Prior to 1890 the Bolton family had an impressive two-storey house – really a three-storey as it had a cellar with a cooking room and a wash-up room underneath – in High Street.

Lace wrought iron adorned the front of the house and a long balcony and verandah. It had a large number of rooms with one particularly big area for entertaining. This had folding doors of cedar, also a marble
fireplace. There was a spacious vestibule with an expansive stairway of cedar.

The yard was bricked and had cow bails installed. A paddock extended from the yard to Flavelle Street, planted with lucerne. Alongside this paddock, in High Street, was a gas lamp. The Gas Lighter did daily
rounds.

There are now three homes in High Street and three in Flavelle Street on this paddock. The cows were kept on a paddock in Majors Bay Road, where the closed Ritz Picture Theatre now stands.

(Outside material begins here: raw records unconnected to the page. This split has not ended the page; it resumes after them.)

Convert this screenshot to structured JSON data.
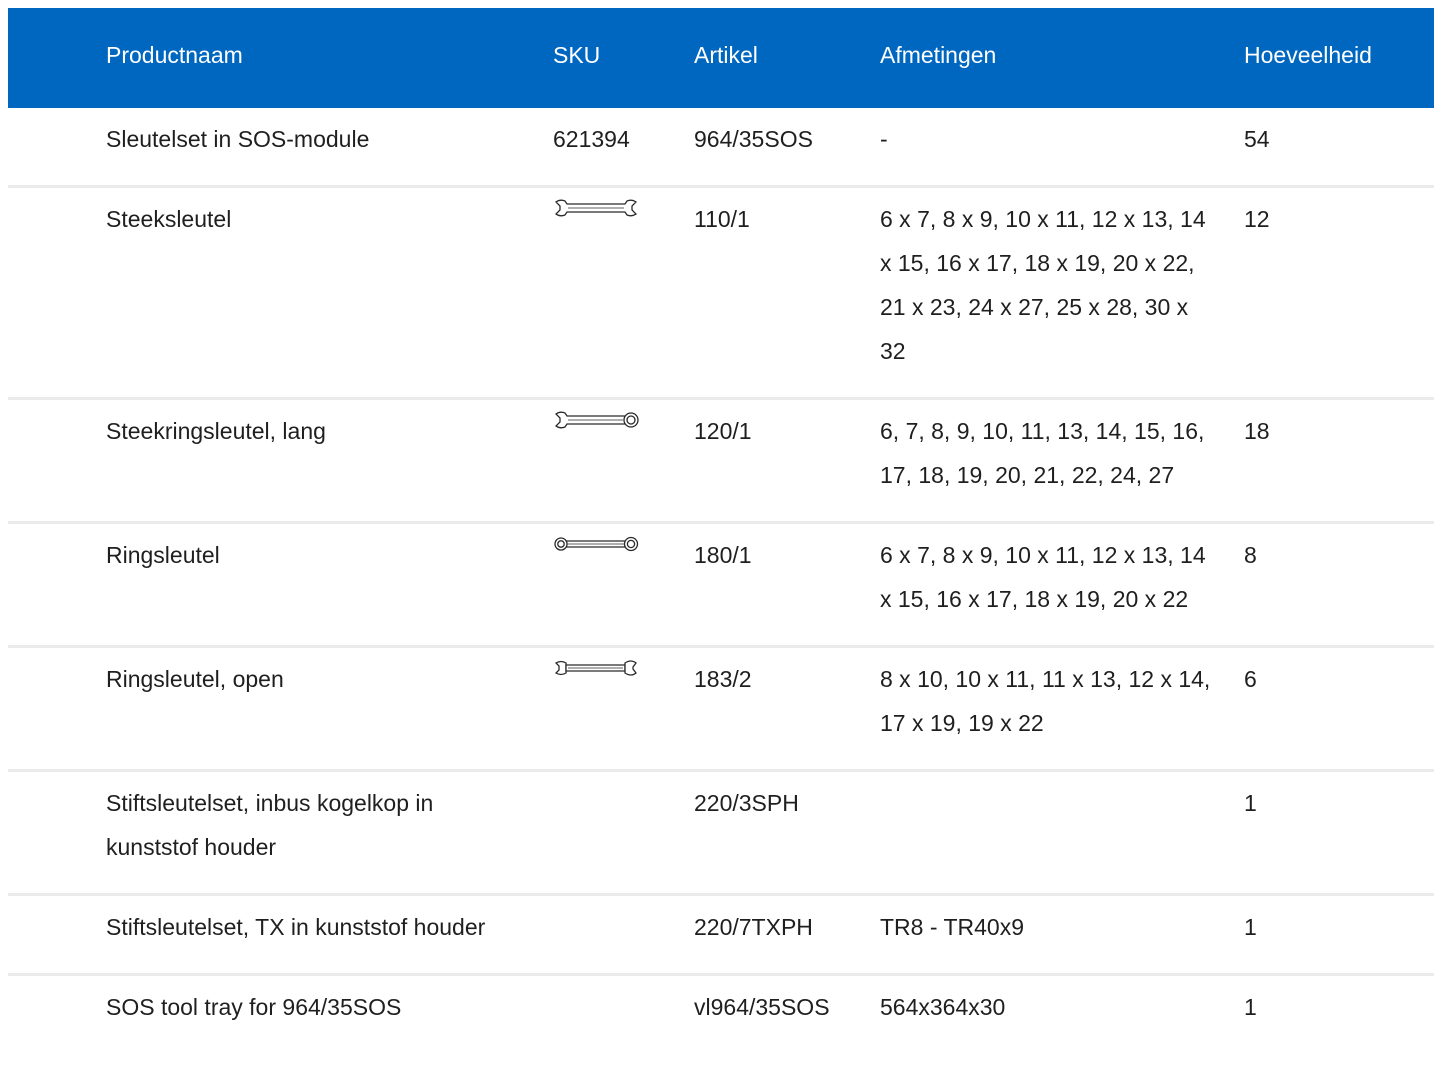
{
  "table": {
    "headers": {
      "name": "Productnaam",
      "sku": "SKU",
      "article": "Artikel",
      "dimensions": "Afmetingen",
      "quantity": "Hoeveelheid"
    },
    "rows": [
      {
        "name": "Sleutelset in SOS-module",
        "sku": "621394",
        "icon": "",
        "article": "964/35SOS",
        "dimensions": "-",
        "quantity": "54"
      },
      {
        "name": "Steeksleutel",
        "sku": "",
        "icon": "open-end-wrench-icon",
        "article": "110/1",
        "dimensions": "6 x 7, 8 x 9, 10 x 11, 12 x 13, 14 x 15, 16 x 17, 18 x 19, 20 x 22, 21 x 23, 24 x 27, 25 x 28, 30 x 32",
        "quantity": "12"
      },
      {
        "name": "Steekringsleutel, lang",
        "sku": "",
        "icon": "combination-wrench-icon",
        "article": "120/1",
        "dimensions": "6, 7, 8, 9, 10, 11, 13, 14, 15, 16, 17, 18, 19, 20, 21, 22, 24, 27",
        "quantity": "18"
      },
      {
        "name": "Ringsleutel",
        "sku": "",
        "icon": "ring-wrench-icon",
        "article": "180/1",
        "dimensions": "6 x 7, 8 x 9, 10 x 11, 12 x 13, 14 x 15, 16 x 17, 18 x 19, 20 x 22",
        "quantity": "8"
      },
      {
        "name": "Ringsleutel, open",
        "sku": "",
        "icon": "flare-nut-wrench-icon",
        "article": "183/2",
        "dimensions": "8 x 10, 10 x 11, 11 x 13, 12 x 14, 17 x 19, 19 x 22",
        "quantity": "6"
      },
      {
        "name": "Stiftsleutelset, inbus kogelkop in kunststof houder",
        "sku": "",
        "icon": "",
        "article": "220/3SPH",
        "dimensions": "",
        "quantity": "1"
      },
      {
        "name": "Stiftsleutelset, TX in kunststof houder",
        "sku": "",
        "icon": "",
        "article": "220/7TXPH",
        "dimensions": "TR8 - TR40x9",
        "quantity": "1"
      },
      {
        "name": "SOS tool tray for 964/35SOS",
        "sku": "",
        "icon": "",
        "article": "vl964/35SOS",
        "dimensions": "564x364x30",
        "quantity": "1"
      }
    ]
  },
  "colors": {
    "header_bg": "#0067c0",
    "header_text": "#ffffff",
    "row_divider": "#ebebeb"
  }
}
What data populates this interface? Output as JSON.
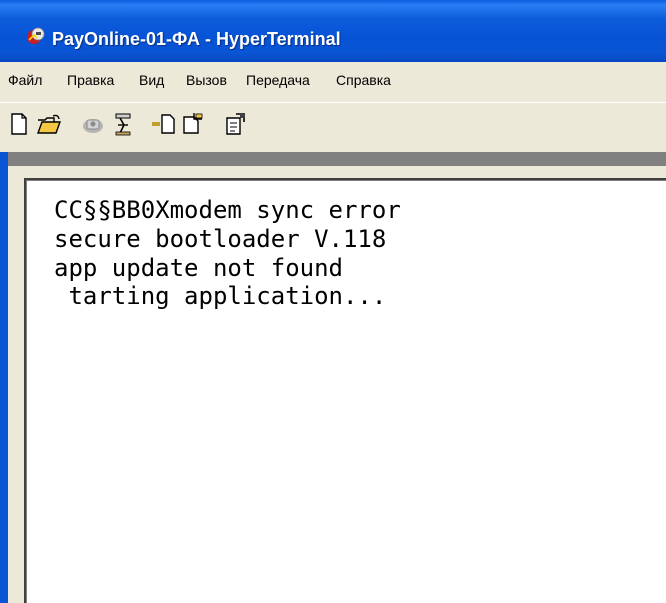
{
  "window": {
    "title": "PayOnline-01-ФА - HyperTerminal",
    "title_icon": "hyperterminal-app-icon"
  },
  "menu": {
    "items": [
      "Файл",
      "Правка",
      "Вид",
      "Вызов",
      "Передача",
      "Справка"
    ]
  },
  "toolbar": {
    "buttons": [
      {
        "icon": "new-document-icon"
      },
      {
        "icon": "open-folder-icon"
      },
      {
        "icon": "connect-phone-icon"
      },
      {
        "icon": "disconnect-phone-icon"
      },
      {
        "icon": "send-file-icon"
      },
      {
        "icon": "receive-file-icon"
      },
      {
        "icon": "properties-icon"
      }
    ]
  },
  "terminal": {
    "lines": [
      "CC§§BB0Xmodem sync error",
      "secure bootloader V.118",
      "app update not found",
      " tarting application..."
    ]
  },
  "colors": {
    "titlebar": "#0a55d4",
    "chrome": "#ece9d8",
    "terminal_bg": "#ffffff",
    "terminal_text": "#000000"
  }
}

It would be rather hard to get the cows across Majors Bay Road in the late afternoon these days.

The dairy ceased to exist in the early 1900s. Mr. Bolton died about that time. The house remained and was occupied by Mrs. Bolton and her 3 sons and 4 daughters. Four daughters and one son married. The other two sons were single and went to World War I. One was killed in action and the other returned home and lived with his mother for a number of years.

A few years after Mrs. Bolton’s death the house was demolished (about 30 years ago).

A pair of semis now stand on the site of the house.